Si Owen ne pense pas, ne ressent pas ou ne voit pas ce que nous attendons d'un obsédé informatique, mais a la générosité et la sensibilité plus typiques d'un écrivain, qu'il en soit ainsi. C'est la voie d'Updike, et qui sommes-nous pour nous quereller ? Dans les quatre premiers romans de Rabbit, qui a jamais cru que Harry Angstrom était quelqu'un d'autre qu'Updike prétendant être une star du basket-ball ? La vie ordinaire, autre que celle de l'écrivain, a-t-elle été si riche en vertus et en vices ?

Les femmes des villages voyagent avec Owen sur son chemin dans la vie. Elsie, Alissa, Vanessa, Karen, Faye, Jacqueline, Antoinette et Mirabella -- chemisées entre les épouses Phyllis et Julia. Owen aime les femmes pour leurs faiblesses, pour leurs défauts, leur accumulation de blessures, autant que pour leur capacité à exciter sexuellement, ce qui explique sans doute pourquoi il réussit si bien dans les enjeux amoureux. Quelle femme n'aime pas un homme qui « s'intéresse » ? «Il a étudié [Patricia] de côté. Son profil montrait une rose irritée au niveau des narines et une mâchoire en dessous qui laissait sa lèvre supérieure charnue saillir comme si elle était pensive. Il sentit en elle le craquement d'un vieux chagrin, comme le bord ébréché d'une tasse de thé sur sa langue.

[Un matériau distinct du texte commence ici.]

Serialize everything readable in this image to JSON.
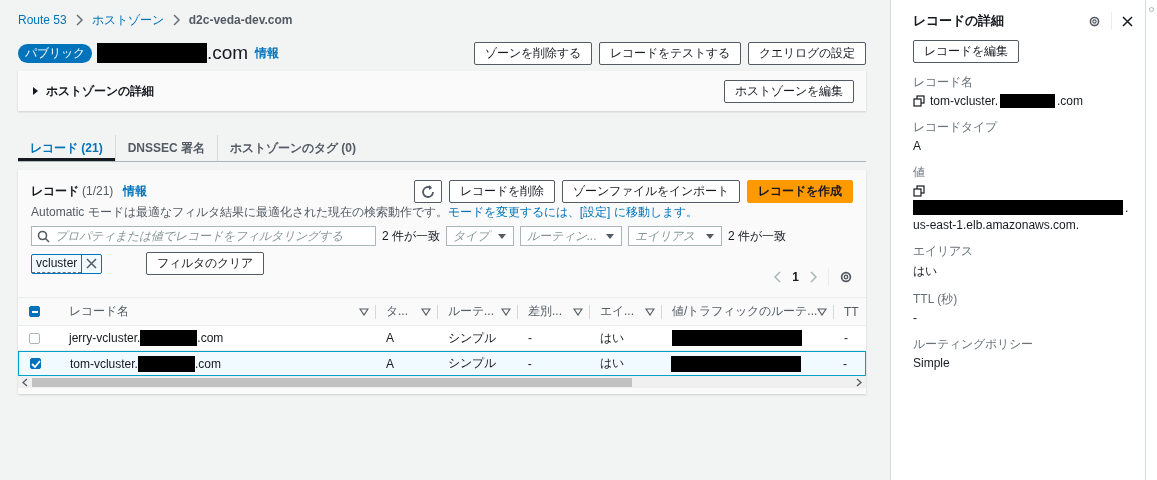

La mort peut réclamer Phyllis, mère de ses quatre enfants, mais Julia, la femme du vicaire, est là prête à prendre le relais, avec ses murmures amoureux et ses attentions domestiques légèrement irritantes. Owie a bien fait dans le monde : le bourdonnement respectueux des villages efface scandale et remords.

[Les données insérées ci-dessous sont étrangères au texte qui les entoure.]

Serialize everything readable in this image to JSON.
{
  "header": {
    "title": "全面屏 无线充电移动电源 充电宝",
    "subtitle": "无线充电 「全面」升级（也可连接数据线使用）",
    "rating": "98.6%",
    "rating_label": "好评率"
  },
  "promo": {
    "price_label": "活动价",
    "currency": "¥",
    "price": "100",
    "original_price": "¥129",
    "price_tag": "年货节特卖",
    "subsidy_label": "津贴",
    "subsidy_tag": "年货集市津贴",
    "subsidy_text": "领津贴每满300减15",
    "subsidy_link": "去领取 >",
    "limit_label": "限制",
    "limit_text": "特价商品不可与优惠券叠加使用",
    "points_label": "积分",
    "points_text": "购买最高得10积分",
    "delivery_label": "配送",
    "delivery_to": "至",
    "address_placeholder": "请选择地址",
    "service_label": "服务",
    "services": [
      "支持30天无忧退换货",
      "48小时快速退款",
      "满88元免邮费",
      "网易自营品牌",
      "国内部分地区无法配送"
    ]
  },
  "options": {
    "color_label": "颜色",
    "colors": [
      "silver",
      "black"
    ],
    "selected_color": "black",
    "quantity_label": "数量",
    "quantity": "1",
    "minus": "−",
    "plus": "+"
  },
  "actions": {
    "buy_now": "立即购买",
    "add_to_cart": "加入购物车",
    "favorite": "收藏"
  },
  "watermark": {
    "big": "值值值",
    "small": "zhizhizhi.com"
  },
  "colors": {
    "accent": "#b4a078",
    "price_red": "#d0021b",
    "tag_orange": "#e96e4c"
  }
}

qui sont les frères warner

Mais pour Owie, c'était plus excitant, plus tendre, les affections plus durables, à l'époque où Phyllis et lui étaient jeunes et courtisaient. Ainsi Updike décrit les minuties de sa première chair : « les côtés intérieurs bleutés de ses bras, tournés docilement vers le haut, et l'arrière de ses cuisses, ses doigts enroulés pour gratter légèrement la chair de poule avec ses ongles ». Le mot-clé ici est, je suppose, « soumis ». Autrefois, les femmes l'étaient ; maintenant ils ne le sont plus. Ceux qui trouvent l'idée de la soumission féminine au masculin déplaisante sont d'un nouveau monde - ils n'auront pas vécu l'histoire sexuelle de notre temps comme Updike l'a fait, ni savouré ses plaisirs érotiques. S'ils l'ont fait, ils pardonneront. *

Le nouveau roman de Fay Weldon, « Mantrapped », sera publié en décembre.